Все еще закрывая лицо руками, Эдам застонал.
— О, черт… черт… твою мать… Джоджо… Я был уверен, что мистер Квот поймет меня и прекратит на нас наезжать. Я думал, что делаю Джоджо одолжение.
— Но ты почему-то не рассказал ему о своем плане, не предупредил заранее.
Эдам покачал головой и, все так же закрывая руками лицо, заныл:
— О, черт… черт… мать его… Ну как я теперь ему скажу? Он же убьет меня. Ему же конец, этому тупому верзиле. Даже если его не отчислят из университета, ему… ему все равно конец… — Новые стоны. — Ему же придется пропустить целый сезон, а если он не будет играть в этом сезоне из-за того, что его уличили в жульничестве, — уже не важно, что он будет делать на старшем курсе. Его спортивной карьере конец. Он меня убьет, просто убьет. — Стоны… жалкие стоны.

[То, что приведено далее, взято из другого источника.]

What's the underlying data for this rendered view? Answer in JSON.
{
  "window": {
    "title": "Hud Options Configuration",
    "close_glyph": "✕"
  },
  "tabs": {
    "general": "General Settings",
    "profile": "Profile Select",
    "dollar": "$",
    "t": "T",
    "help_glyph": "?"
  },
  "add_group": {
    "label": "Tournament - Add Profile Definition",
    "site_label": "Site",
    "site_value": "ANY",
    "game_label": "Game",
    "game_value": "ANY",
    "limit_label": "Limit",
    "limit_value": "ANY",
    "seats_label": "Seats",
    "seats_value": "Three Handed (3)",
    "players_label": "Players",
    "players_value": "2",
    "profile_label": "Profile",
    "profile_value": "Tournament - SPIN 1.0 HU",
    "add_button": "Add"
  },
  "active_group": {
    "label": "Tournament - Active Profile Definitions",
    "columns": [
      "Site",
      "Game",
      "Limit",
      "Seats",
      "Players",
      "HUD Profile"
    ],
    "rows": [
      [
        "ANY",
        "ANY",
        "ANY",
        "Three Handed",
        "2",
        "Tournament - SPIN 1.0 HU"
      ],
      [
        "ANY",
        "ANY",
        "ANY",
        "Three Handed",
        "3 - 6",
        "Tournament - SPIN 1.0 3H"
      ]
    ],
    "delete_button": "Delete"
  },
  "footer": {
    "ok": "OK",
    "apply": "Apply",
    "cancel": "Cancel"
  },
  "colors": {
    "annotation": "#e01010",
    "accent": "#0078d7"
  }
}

Шарлотте стало ясно, что Эдам вот-вот разрыдается. Как он поведет себя после этого, девушка предсказать не могла, но боялась, что он совсем потеряет над собой контроль. Шарлотта встала со стула, подошла вплотную к кровати и встала над Эдамом. Она положила руку ему на плечо и наклонилась, так что теперь их лица разделяли какие-то шесть дюймов, что было довольно опасным уровнем. Самым мягким и нежным тоном, на который она только была способна, Шарлотта сказала:
— Джоджо тебя не убьет. Он тебя поймет. Ты объясни ему, как было дело, и он во всем разберется. Ясно же, что ты хотел сделать как лучше, что ты пытался не только сам выкрутиться, но и ему помочь. Ты думал, что твой вариант сработает — но не получилось. Уверяю, Джоджо тебя поймет.
Эдам судорожно затряс головой, сопровождая это движение таким взрывом стонов, что Шарлотте вдруг пришло в голову: а так ли все просто? Да задумывался ли Эдам вообще о судьбе Джоджо, когда шел к этому Квоту?
Эдам убрал руки от лица, но при этом опустил голову еще ниже и ссутулился так, что его спина теперь напоминала круто изогнутую арку. Глаза его были закрыты, а все тело била мелкая дрожь. Постепенно она стала более резкой и конвульсивной. Стало слышно, как стучат его зубы.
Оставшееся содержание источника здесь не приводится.